The Labor party has heard nothing and learnt nothing from the federal election result and still won’t back the coal industry.
New Labor leader Anthony Albanese and his deputy-in-waiting Richard Marles have both refused to support the Adani project during interviews today.
Instead of providing assurances to the people of Queensland about their job security, all Mr Albanese and Mr Marles offered were weasel words.
Their answers contained more waffles than a Belgian breakfast café.
This is a slap in the face for hundreds of thousands of voters in regional Queensland and elsewhere who support the coal industry and the Adani project in particular.
They clearly voted for the Adani project, for the coal industry and for well-paid new jobs but that message is still not getting through to the federal Labor leadership.
This afternoon, Mr Albanese couldn’t bring himself to say he supported the Adani project, and instead questioned its economics, the cost-benefit ratio of the project.
Why would anyone trust a leader of the Labor left about the economics of mining?

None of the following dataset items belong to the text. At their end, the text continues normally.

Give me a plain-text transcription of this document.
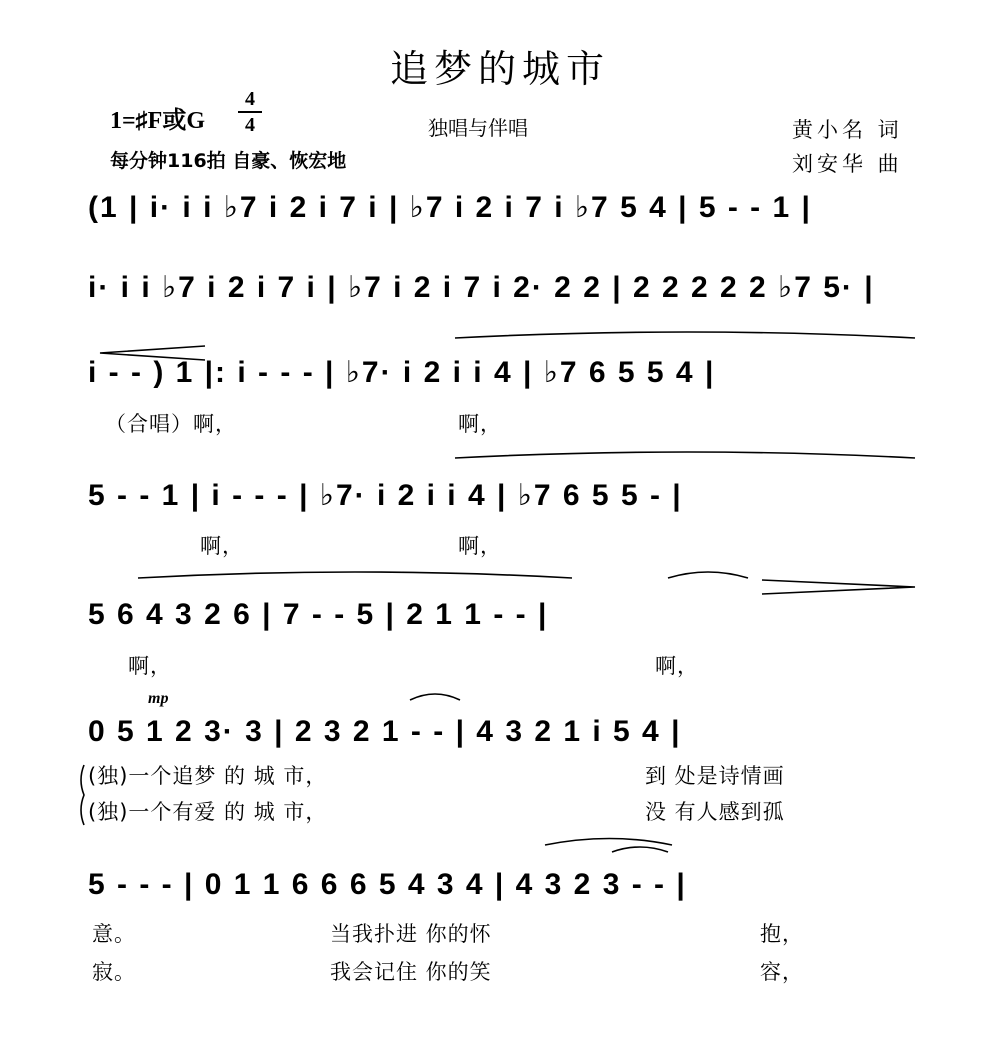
追梦的城市
1=♯F或G
4
4	独唱与伴唱
每分钟116拍 自豪、恢宏地
黄小名 词
刘安华 曲
(1 | i· i i ♭7 i 2 i 7 i | ♭7 i 2 i 7 i ♭7 5 4 | 5 - - 1 |
i· i i ♭7 i 2 i 7 i | ♭7 i 2 i 7 i 2· 2 2 | 2 2 2 2 2 ♭7 5· |
i - - ) 1 |: i - - - | ♭7· i 2 i i 4 | ♭7 6 5 5 4 |
（合唱）啊，	啊，
5 - - 1 | i - - - | ♭7· i 2 i i 4 | ♭7 6 5 5 - |
啊，	啊，
5 6 4 3 2 6 | 7 - - 5 | 2 1 1 - - |
啊，	啊，
mp
0 5 1 2 3· 3 | 2 3 2 1 - - | 4 3 2 1 i 5 4 |
(独)一个追梦 的 城 市，	到 处是诗情画
(独)一个有爱 的 城 市，	没 有人感到孤
5 - - - | 0 1 1 6 6 6 5 4 3 4 | 4 3 2 3 - - |
意。	当我扑进 你的怀	抱，
寂。	我会记住 你的笑	容，
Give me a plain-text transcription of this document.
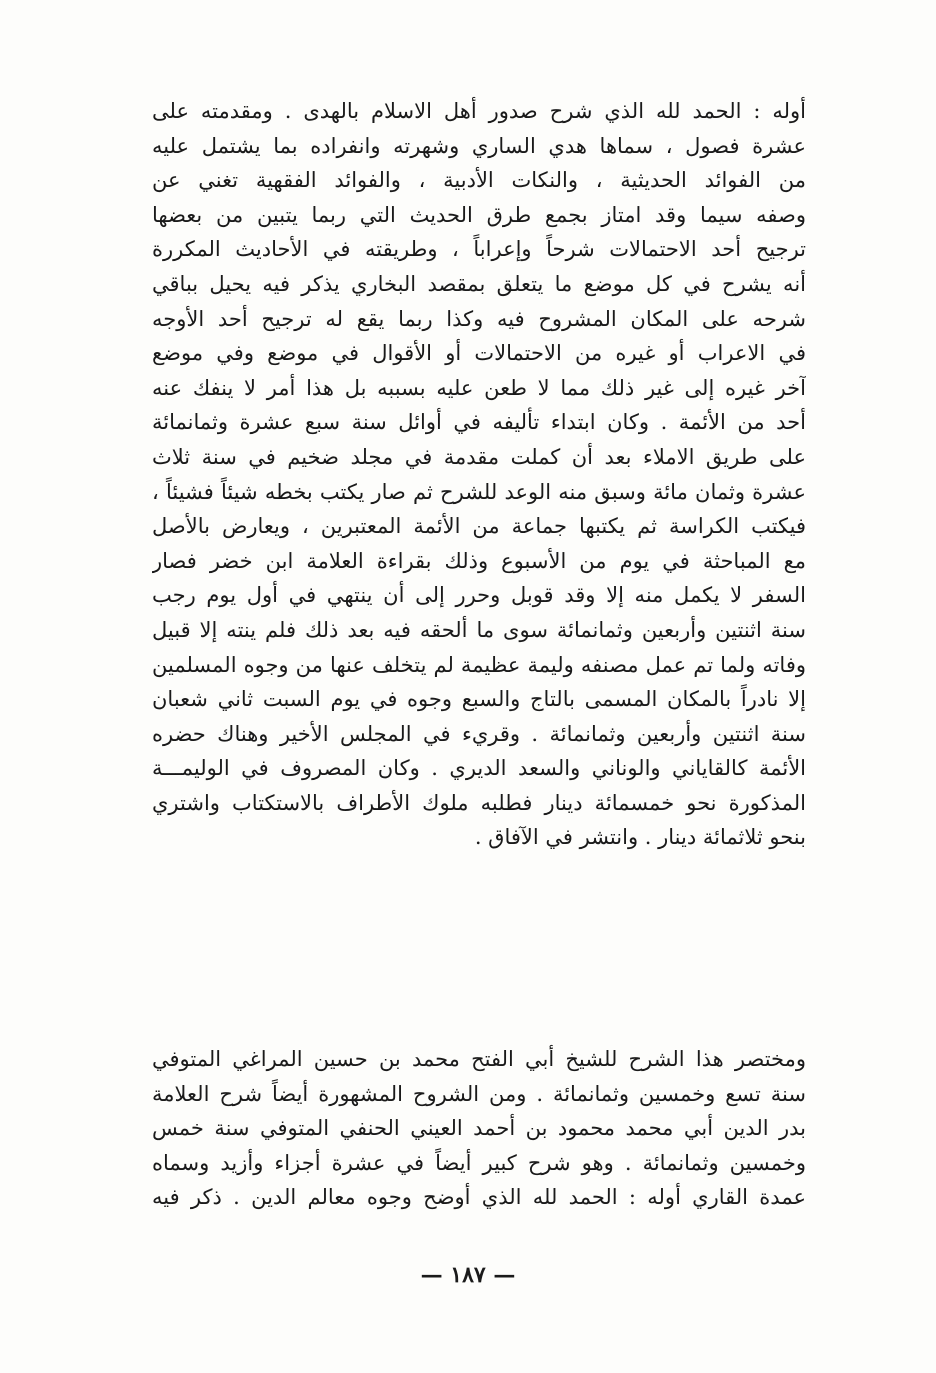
أوله : الحمد لله الذي شرح صدور أهل الاسلام بالهدى . ومقدمته على
عشرة فصول ، سماها هدي الساري وشهرته وانفراده بما يشتمل عليه
من الفوائد الحديثية ، والنكات الأدبية ، والفوائد الفقهية تغني عن
وصفه سيما وقد امتاز بجمع طرق الحديث التي ربما يتبين من بعضها
ترجيح أحد الاحتمالات شرحاً وإعراباً ، وطريقته في الأحاديث المكررة
أنه يشرح في كل موضع ما يتعلق بمقصد البخاري يذكر فيه يحيل بباقي
شرحه على المكان المشروح فيه وكذا ربما يقع له ترجيح أحد الأوجه
في الاعراب أو غيره من الاحتمالات أو الأقوال في موضع وفي موضع
آخر غيره إلى غير ذلك مما لا طعن عليه بسببه بل هذا أمر لا ينفك عنه
أحد من الأئمة . وكان ابتداء تأليفه في أوائل سنة سبع عشرة وثمانمائة
على طريق الاملاء بعد أن كملت مقدمة في مجلد ضخيم في سنة ثلاث
عشرة وثمان مائة وسبق منه الوعد للشرح ثم صار يكتب بخطه شيئاً فشيئاً ،
فيكتب الكراسة ثم يكتبها جماعة من الأئمة المعتبرين ، ويعارض بالأصل
مع المباحثة في يوم من الأسبوع وذلك بقراءة العلامة ابن خضر فصار
السفر لا يكمل منه إلا وقد قوبل وحرر إلى أن ينتهي في أول يوم رجب
سنة اثنتين وأربعين وثمانمائة سوى ما ألحقه فيه بعد ذلك فلم ينته إلا قبيل
وفاته ولما تم عمل مصنفه وليمة عظيمة لم يتخلف عنها من وجوه المسلمين
إلا نادراً بالمكان المسمى بالتاج والسبع وجوه في يوم السبت ثاني شعبان
سنة اثنتين وأربعين وثمانمائة . وقريء في المجلس الأخير وهناك حضره
الأئمة كالقاياني والوناني والسعد الديري . وكان المصروف في الوليمـــة
المذكورة نحو خمسمائة دينار فطلبه ملوك الأطراف بالاستكتاب واشتري
بنحو ثلاثمائة دينار . وانتشر في الآفاق .
ومختصر هذا الشرح للشيخ أبي الفتح محمد بن حسين المراغي المتوفي
سنة تسع وخمسين وثمانمائة . ومن الشروح المشهورة أيضاً شرح العلامة
بدر الدين أبي محمد محمود بن أحمد العيني الحنفي المتوفي سنة خمس
وخمسين وثمانمائة . وهو شرح كبير أيضاً في عشرة أجزاء وأزيد وسماه
عمدة القاري أوله : الحمد لله الذي أوضح وجوه معالم الدين . ذكر فيه
— ١٨٧ —
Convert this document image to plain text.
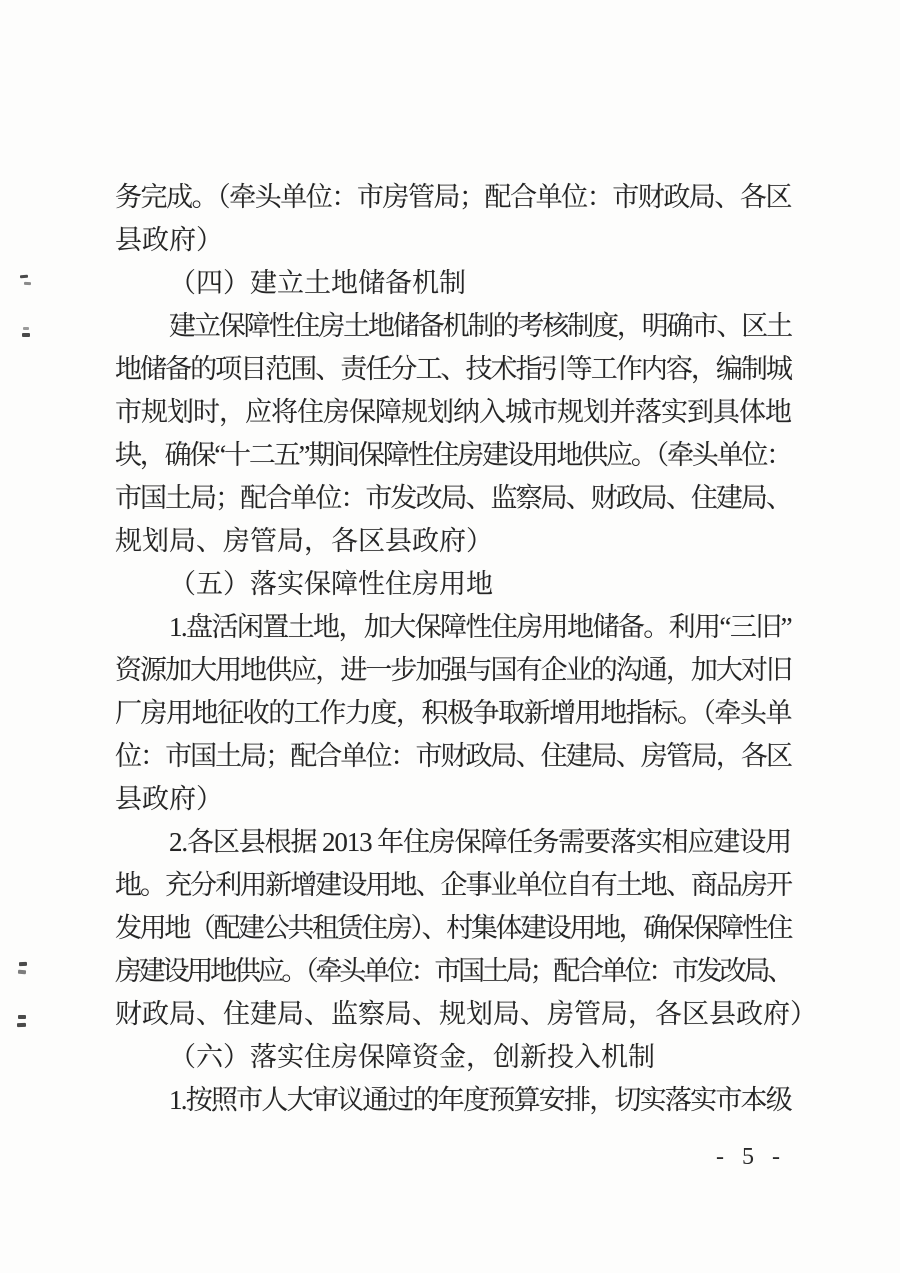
务完成。（牵头单位：市房管局；配合单位：市财政局、各区
县政府）
（四）建立土地储备机制
建立保障性住房土地储备机制的考核制度，明确市、区土
地储备的项目范围、责任分工、技术指引等工作内容，编制城
市规划时，应将住房保障规划纳入城市规划并落实到具体地
块，确保“十二五”期间保障性住房建设用地供应。（牵头单位：
市国土局；配合单位：市发改局、监察局、财政局、住建局、
规划局、房管局，各区县政府）
（五）落实保障性住房用地
1.盘活闲置土地，加大保障性住房用地储备。利用“三旧”
资源加大用地供应，进一步加强与国有企业的沟通，加大对旧
厂房用地征收的工作力度，积极争取新增用地指标。（牵头单
位：市国土局；配合单位：市财政局、住建局、房管局，各区
县政府）
2.各区县根据 2013 年住房保障任务需要落实相应建设用
地。充分利用新增建设用地、企事业单位自有土地、商品房开
发用地（配建公共租赁住房）、村集体建设用地，确保保障性住
房建设用地供应。（牵头单位：市国土局；配合单位：市发改局、
财政局、住建局、监察局、规划局、房管局，各区县政府）
（六）落实住房保障资金，创新投入机制
1.按照市人大审议通过的年度预算安排，切实落实市本级
- 5 -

And, in any case, why is that at all relevant to government when it is not the government’s money at risk?
For all Mr Albanese’s talk of improving relations with business last week, this week he wants to double-guess business decisions.
This morning, Mr Marles, asked if the Adani project should go ahead, demonstrated Labor still wants to transition Australia out of the coal business as quick as possible.
Mr Marles said it is ‘a difficult question’ the Labor party needs to work through and that, while Labor should value people who work in the industry, ‘Obviously there is … the question of climate change and transitioning our economy away from being a carbon-based economy that’s an important agenda as well and we need to be true to that and in all of that we’ve got to work through this difficult issue and navigate a path forward.’